Search code examples
dockertensorflowgoogle-cloud-platformtensorflow-servinggoogle-cloud-ml

Unable to create a version in Cloud AI Platform using custom containers for prediction


Because of certain VPC restrictions I am forced to use custom containers for predictions for a model trained on Tensorflow. According to the documentation requirements I have created a HTTP server using Tensorflow Serving. The Dockerfile used to build the image is as follows:

FROM tensorflow/serving:2.3.0-gpu

# copy the model file
ENV MODEL_NAME=my_model
COPY my_model /models/my_model

Where my_model contains the saved_model inside a folder named 1/.

I have then pushed the container image to Artifact Registry and then created a Model. To create a Version I have selected Customer Container on the Cloud Console UI and and added the path to the Container Image. I have then mentioned the Prediction route and the Health route to be /v1/models/my_model:predict and have changed the Port to 8501. I have also selected the machine type to be a single compute node of type n1-standard-16 and 1 P100 GPU and kept scaling Auto scaling.

After clicking on Save I can see the Tensorflow Server starting and while viewing the logs we can see the following messages:

Successfully loaded servable version {name: my_model version: 1}

Running gRPC ModelServer at 0.0.0.0:8500

Exporting HTTP/REST API at:localhost:8501

NET_LOG: Entering the event loop

However after about 20-25 minutes the version creation just stops throwing out the following error:

Error: model server never became ready. Please validate that your model file or container configuration are valid.

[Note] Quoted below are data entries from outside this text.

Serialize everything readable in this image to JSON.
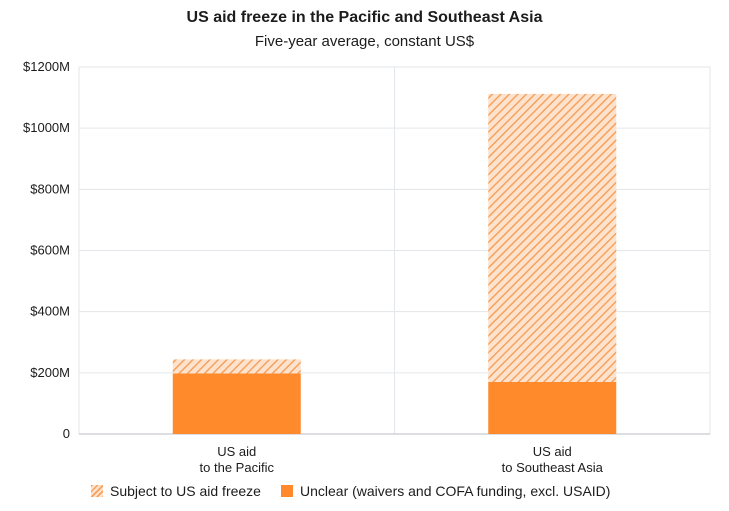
{
  "title": "US aid freeze in the Pacific and Southeast Asia",
  "subtitle": "Five-year average, constant US$",
  "legend": {
    "freeze_label": "Subject to US aid freeze",
    "unclear_label": "Unclear (waivers and COFA funding, excl. USAID)"
  },
  "colors": {
    "unclear": "#ff8a2b",
    "freeze_stripe": "#f6a15e",
    "freeze_bg": "#fde3cd",
    "grid": "#e3e6ea",
    "axis": "#b9bec4"
  },
  "chart_data": {
    "type": "bar",
    "stacked": true,
    "categories": [
      [
        "US aid",
        "to the Pacific"
      ],
      [
        "US aid",
        "to Southeast Asia"
      ]
    ],
    "series": [
      {
        "name": "Unclear (waivers and COFA funding, excl. USAID)",
        "values": [
          198,
          170
        ],
        "fill": "solid"
      },
      {
        "name": "Subject to US aid freeze",
        "values": [
          46,
          942
        ],
        "fill": "hatch"
      }
    ],
    "ylim": [
      0,
      1200
    ],
    "yticks": [
      {
        "value": 0,
        "label": "0"
      },
      {
        "value": 200,
        "label": "$200M"
      },
      {
        "value": 400,
        "label": "$400M"
      },
      {
        "value": 600,
        "label": "$600M"
      },
      {
        "value": 800,
        "label": "$800M"
      },
      {
        "value": 1000,
        "label": "$1000M"
      },
      {
        "value": 1200,
        "label": "$1200M"
      }
    ],
    "grid": true,
    "legend_position": "bottom"
  }
}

I am unable to figure why this is happening. I am able to run the same docker image on my local machine and I am able to successfully get predictions by hitting the endpoint that is created: http://localhost:8501/v1/models/my_model:predict

Any help is this regard will be appreciated.


Solution

  • Answering this myself after working with the Google Cloud Support Team to figure out the error.

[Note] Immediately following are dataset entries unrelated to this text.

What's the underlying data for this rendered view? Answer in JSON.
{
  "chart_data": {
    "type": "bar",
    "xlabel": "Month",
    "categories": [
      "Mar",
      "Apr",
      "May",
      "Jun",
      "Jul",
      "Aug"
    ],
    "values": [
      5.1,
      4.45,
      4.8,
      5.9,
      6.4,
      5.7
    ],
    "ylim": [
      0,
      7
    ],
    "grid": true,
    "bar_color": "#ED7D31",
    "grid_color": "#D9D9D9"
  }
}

    Turns out the port I was creating a Version on was conflicting with the Kubernetes deployment on Cloud AI Platform's side. So I changed the Dockerfile to the following and was able to successfully run Online Predictions on both Classic AI Platform and Unified AI Platform:

    FROM tensorflow/serving:2.3.0-gpu
    
    # Set where models should be stored in the container
    ENV MODEL_BASE_PATH=/models
    RUN mkdir -p ${MODEL_BASE_PATH}
    
    # copy the model file
    ENV MODEL_NAME=my_model
    COPY my_model /models/my_model
    
    EXPOSE 5000
    
    EXPOSE 8080
    
    CMD ["tensorflow_model_server", "--rest_api_port=8080", "--port=5000", "--model_name=my_model", "--model_base_path=/models/my_model"]